Levan, Ormianin urodzony w Gruzji obiecuje gościom, że jego gruzińskie i ormiańskie potrawy będą oparte na prawdziwych starych recepturach, a w każdy weekend sam będzie przygotowywał swoje autorskie dania rybne z... dzikiego pstrąga ormiańskiego, który dotrze do Warszawy... samolotem. Sądząc po tym, co szef zaserwował na otwarciu, w Leo's Marani będzie tłok! A że restauracja nie jest wielką jadłodajnią, trzeba będzie chyba rezerwować stoliki. Gwoździem premierowego przyjęcia, na które szef kuchni zaprosił wielu celebrytów i przedstawicieli Gruzji w Polsce, był bez watpienia smażony w piecu jesiotr w pomarańczach i cytrynach, podany w towarzystwie warzyw i pieczonych ziemniaczków. Trzy jesiotry zniknęły z półmisków w kilkanaście minut, a zachwyceni goście gratulowali nie tylko Levanowi, ale pozostałym kucharzom. To, że goście zostaną dobrze nakarmieni można było przewidzieć, ale szef zaskoczył wszystkich zapraszając na otwarcie gwiazdę gruzińskiej estrady Salome Mirianashvili. Jej fantastyczny głos zauroczył gości, a ekspresja i bardzo bezpośredni styl porwał wszystkich gości. Nawet w kuchni obsługa tańczyła wynosząc kolejne dania.

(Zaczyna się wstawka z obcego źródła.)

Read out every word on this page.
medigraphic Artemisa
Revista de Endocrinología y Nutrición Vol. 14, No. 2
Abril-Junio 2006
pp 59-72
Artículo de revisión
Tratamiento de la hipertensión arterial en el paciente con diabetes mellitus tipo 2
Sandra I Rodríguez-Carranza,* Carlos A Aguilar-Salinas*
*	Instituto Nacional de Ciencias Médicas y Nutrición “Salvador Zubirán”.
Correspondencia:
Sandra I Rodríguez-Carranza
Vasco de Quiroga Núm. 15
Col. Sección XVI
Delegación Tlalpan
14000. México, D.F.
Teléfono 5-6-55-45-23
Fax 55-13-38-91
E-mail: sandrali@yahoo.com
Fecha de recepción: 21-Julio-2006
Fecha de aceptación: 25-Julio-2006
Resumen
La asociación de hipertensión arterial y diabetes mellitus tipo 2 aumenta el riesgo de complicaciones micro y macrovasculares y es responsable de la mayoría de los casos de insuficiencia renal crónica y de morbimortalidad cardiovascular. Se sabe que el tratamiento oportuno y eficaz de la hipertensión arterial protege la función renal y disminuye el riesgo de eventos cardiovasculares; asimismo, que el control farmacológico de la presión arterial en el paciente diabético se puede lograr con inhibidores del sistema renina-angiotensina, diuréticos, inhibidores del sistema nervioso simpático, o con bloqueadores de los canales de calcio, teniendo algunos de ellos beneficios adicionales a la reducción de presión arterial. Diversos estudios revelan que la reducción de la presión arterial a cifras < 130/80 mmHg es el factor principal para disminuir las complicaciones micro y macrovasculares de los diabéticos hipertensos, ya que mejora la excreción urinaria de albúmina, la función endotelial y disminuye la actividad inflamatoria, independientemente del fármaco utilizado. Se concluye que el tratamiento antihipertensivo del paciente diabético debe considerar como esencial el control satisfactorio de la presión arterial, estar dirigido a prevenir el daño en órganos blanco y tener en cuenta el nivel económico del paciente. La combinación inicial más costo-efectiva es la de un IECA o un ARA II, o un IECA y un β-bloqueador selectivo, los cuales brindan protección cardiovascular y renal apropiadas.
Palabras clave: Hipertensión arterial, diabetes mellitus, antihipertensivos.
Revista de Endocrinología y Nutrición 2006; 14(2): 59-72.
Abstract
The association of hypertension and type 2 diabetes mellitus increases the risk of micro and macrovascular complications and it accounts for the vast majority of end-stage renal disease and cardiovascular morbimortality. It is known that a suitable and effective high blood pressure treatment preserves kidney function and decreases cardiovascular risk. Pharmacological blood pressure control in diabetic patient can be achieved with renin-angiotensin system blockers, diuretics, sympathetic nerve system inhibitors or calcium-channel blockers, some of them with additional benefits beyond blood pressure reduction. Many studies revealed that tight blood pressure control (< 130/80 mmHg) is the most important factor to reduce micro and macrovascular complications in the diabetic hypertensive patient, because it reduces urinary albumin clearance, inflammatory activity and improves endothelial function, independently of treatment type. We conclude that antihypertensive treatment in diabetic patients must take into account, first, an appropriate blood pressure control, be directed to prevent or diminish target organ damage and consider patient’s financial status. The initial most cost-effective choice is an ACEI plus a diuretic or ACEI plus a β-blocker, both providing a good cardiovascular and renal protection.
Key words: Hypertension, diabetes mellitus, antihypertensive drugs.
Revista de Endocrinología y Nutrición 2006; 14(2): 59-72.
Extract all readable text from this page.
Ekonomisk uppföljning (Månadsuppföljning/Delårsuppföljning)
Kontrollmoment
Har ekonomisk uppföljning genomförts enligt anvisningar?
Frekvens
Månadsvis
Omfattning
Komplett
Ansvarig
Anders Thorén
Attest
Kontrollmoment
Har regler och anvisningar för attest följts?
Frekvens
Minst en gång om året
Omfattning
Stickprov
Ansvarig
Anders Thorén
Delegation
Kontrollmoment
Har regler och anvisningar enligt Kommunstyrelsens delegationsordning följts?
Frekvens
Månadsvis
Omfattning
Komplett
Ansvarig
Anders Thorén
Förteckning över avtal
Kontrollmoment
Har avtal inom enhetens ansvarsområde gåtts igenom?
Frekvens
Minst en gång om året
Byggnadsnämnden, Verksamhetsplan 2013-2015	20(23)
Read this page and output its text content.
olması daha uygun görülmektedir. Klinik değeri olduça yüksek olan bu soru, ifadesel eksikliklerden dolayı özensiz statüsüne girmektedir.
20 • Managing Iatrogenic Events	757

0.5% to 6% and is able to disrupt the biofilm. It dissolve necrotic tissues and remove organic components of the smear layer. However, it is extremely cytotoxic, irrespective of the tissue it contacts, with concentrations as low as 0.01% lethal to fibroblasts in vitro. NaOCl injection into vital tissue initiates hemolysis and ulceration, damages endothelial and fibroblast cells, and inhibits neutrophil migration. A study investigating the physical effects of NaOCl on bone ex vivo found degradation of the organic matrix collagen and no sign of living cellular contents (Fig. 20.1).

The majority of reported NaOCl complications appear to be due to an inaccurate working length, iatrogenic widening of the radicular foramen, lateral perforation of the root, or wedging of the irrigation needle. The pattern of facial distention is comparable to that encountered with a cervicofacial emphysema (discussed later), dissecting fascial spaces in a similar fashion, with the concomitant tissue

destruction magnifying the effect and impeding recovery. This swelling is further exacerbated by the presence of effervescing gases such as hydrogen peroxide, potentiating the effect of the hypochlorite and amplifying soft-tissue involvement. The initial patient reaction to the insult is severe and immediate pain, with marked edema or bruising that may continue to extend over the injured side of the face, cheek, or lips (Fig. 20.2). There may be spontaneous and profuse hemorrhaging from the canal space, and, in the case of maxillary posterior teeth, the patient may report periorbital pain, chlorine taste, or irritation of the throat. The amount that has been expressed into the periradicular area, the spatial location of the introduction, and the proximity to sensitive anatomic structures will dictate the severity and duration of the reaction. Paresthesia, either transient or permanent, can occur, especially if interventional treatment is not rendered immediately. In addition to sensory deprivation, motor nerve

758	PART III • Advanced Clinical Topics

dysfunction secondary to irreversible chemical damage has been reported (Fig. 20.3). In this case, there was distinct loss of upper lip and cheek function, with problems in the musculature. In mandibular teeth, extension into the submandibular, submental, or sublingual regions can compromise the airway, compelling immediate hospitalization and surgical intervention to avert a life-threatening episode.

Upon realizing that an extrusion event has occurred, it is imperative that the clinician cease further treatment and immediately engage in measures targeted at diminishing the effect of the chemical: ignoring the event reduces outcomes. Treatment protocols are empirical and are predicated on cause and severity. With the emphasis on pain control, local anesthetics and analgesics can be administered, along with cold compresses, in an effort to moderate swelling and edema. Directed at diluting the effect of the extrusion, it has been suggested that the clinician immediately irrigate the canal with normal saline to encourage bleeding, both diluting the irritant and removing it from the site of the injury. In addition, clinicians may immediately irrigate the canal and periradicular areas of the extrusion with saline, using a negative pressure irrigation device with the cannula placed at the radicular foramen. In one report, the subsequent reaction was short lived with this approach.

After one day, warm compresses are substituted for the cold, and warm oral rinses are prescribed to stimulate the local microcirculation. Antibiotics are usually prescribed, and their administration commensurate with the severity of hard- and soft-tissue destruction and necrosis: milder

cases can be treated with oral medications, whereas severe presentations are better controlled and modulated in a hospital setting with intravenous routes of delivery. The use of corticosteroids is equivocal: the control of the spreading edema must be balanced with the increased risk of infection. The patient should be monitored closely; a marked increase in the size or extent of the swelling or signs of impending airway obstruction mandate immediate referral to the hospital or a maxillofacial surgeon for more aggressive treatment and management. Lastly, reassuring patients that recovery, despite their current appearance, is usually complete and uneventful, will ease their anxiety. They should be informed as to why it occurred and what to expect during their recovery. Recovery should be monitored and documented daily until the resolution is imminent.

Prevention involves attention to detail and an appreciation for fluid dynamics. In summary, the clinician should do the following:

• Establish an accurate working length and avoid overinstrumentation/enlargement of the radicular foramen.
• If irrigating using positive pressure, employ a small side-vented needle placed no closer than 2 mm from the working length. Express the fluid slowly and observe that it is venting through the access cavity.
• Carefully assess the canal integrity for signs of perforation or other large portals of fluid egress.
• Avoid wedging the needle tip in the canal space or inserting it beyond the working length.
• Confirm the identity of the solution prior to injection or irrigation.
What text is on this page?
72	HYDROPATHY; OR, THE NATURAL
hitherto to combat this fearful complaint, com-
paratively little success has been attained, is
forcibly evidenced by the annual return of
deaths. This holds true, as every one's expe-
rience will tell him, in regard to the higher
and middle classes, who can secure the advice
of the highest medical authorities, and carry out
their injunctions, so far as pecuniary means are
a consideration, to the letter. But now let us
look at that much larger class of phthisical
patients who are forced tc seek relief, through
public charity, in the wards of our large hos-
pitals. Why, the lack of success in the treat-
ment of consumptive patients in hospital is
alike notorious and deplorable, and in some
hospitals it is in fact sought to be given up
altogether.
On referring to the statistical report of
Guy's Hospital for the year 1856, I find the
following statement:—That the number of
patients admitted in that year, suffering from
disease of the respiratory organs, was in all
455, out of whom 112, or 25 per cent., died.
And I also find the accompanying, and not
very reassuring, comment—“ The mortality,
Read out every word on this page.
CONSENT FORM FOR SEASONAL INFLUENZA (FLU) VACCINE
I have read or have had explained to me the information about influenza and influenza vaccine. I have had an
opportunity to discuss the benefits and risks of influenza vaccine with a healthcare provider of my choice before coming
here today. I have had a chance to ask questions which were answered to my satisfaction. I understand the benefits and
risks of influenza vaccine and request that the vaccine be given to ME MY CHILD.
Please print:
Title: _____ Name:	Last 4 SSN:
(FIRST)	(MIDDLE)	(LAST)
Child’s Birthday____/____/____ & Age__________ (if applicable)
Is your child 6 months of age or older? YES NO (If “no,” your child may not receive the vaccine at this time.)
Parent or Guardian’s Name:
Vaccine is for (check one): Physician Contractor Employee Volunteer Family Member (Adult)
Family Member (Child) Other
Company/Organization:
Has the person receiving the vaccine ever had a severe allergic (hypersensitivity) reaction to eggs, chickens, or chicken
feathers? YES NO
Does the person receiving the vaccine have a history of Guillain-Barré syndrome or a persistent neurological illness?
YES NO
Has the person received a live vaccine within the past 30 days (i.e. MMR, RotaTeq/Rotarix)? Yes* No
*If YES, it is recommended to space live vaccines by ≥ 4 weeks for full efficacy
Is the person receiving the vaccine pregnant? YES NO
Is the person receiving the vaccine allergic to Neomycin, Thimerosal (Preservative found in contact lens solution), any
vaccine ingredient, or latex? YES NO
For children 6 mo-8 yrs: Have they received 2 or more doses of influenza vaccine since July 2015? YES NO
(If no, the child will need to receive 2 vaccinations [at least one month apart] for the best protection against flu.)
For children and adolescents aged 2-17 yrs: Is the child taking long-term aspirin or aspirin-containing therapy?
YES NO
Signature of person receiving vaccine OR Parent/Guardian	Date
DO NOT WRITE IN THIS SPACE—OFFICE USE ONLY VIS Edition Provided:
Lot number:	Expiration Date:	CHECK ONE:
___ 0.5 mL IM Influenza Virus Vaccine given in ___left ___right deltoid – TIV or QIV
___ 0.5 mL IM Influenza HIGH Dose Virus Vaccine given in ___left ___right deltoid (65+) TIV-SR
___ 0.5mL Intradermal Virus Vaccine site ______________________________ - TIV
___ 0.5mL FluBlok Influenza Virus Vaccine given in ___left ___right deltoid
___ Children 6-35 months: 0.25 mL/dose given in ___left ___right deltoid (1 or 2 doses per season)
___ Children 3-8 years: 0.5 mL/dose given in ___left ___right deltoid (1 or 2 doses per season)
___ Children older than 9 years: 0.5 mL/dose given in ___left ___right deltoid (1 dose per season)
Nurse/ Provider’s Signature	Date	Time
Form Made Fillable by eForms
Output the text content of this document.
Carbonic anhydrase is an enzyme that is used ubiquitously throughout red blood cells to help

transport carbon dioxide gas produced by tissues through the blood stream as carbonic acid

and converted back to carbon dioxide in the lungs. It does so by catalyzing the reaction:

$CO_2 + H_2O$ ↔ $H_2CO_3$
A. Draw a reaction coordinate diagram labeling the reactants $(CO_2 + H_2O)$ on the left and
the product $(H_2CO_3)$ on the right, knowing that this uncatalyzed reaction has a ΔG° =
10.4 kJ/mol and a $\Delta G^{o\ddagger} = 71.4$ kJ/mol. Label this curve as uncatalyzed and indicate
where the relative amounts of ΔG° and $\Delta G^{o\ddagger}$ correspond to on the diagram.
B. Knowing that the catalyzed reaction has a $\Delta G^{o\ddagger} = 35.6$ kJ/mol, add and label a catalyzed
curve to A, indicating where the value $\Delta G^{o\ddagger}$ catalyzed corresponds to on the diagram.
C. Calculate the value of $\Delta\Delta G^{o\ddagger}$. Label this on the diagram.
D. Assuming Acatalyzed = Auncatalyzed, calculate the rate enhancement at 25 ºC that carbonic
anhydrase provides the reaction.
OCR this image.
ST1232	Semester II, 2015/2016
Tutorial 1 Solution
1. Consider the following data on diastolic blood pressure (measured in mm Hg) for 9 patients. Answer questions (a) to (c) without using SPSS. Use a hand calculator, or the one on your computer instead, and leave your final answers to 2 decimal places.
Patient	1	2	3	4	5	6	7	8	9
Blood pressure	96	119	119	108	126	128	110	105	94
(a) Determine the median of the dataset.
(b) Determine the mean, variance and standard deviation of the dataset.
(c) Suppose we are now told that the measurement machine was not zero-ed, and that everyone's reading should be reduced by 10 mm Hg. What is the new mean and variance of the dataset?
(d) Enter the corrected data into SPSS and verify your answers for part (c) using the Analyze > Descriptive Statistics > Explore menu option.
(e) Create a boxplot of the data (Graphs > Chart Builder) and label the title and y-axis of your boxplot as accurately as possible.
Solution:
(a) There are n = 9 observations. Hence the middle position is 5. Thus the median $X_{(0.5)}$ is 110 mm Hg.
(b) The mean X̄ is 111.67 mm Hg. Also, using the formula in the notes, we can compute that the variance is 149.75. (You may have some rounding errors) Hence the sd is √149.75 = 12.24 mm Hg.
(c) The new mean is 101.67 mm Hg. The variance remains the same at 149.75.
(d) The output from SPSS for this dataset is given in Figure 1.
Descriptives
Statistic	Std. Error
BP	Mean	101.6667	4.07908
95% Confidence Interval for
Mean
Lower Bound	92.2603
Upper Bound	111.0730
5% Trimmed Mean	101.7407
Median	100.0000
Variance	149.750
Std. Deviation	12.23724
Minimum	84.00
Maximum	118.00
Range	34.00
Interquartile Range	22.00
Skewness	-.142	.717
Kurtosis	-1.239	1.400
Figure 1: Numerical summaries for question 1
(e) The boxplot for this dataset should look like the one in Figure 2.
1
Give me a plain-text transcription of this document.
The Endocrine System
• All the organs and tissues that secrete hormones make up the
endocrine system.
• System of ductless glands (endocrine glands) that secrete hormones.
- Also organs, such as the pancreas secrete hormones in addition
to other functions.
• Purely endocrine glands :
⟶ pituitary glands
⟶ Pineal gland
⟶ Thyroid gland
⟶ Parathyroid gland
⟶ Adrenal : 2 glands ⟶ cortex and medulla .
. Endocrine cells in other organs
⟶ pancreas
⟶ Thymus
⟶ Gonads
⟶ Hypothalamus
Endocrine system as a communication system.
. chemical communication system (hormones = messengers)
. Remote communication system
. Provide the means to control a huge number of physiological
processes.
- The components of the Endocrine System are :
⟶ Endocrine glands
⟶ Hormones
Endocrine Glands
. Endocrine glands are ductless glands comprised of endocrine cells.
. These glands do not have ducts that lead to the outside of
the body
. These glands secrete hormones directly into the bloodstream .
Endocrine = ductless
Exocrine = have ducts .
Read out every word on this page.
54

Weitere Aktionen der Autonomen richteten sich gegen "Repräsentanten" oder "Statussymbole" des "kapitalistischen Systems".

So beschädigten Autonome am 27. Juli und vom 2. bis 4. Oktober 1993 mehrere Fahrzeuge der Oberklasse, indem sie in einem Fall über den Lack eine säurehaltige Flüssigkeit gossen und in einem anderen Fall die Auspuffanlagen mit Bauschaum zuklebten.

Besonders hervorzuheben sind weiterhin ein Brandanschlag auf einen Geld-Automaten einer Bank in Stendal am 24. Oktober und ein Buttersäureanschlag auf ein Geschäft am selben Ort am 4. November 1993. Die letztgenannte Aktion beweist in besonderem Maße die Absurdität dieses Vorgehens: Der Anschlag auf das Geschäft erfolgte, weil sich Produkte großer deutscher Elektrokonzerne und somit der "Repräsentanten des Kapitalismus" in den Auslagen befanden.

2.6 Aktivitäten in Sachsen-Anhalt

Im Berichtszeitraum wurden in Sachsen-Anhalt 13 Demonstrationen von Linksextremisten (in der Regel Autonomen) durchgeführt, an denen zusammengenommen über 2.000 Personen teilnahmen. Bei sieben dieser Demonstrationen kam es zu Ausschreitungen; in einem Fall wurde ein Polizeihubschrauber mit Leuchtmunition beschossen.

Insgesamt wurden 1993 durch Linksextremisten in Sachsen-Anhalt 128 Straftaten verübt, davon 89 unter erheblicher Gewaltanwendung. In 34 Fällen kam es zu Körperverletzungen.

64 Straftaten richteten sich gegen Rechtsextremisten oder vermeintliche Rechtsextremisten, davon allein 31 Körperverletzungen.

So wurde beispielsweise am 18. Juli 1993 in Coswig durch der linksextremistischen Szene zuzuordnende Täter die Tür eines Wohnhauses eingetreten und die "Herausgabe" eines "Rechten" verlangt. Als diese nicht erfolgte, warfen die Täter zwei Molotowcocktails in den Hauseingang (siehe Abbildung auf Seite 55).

Pamiętajcie - Marszałkowska 85 i Leo's Marani, to miejsce, które trzeba koniecznie odwiedzić. A jak już usiądziecie przy stoliku, napijecie się oryginalnej gruzińskiej lemoniady estragonowej i zjecie którąś z niesamowicie przyprawionych potraw, na pewno tam wrócicie. Najlepiej w piątkowy wieczór na kieliszek ormiańskiej brandy i dzikiego ormiańskiego pstrąga przyrządzonego przez mistrza Levana Dumbovskiego według jego własnej receptury.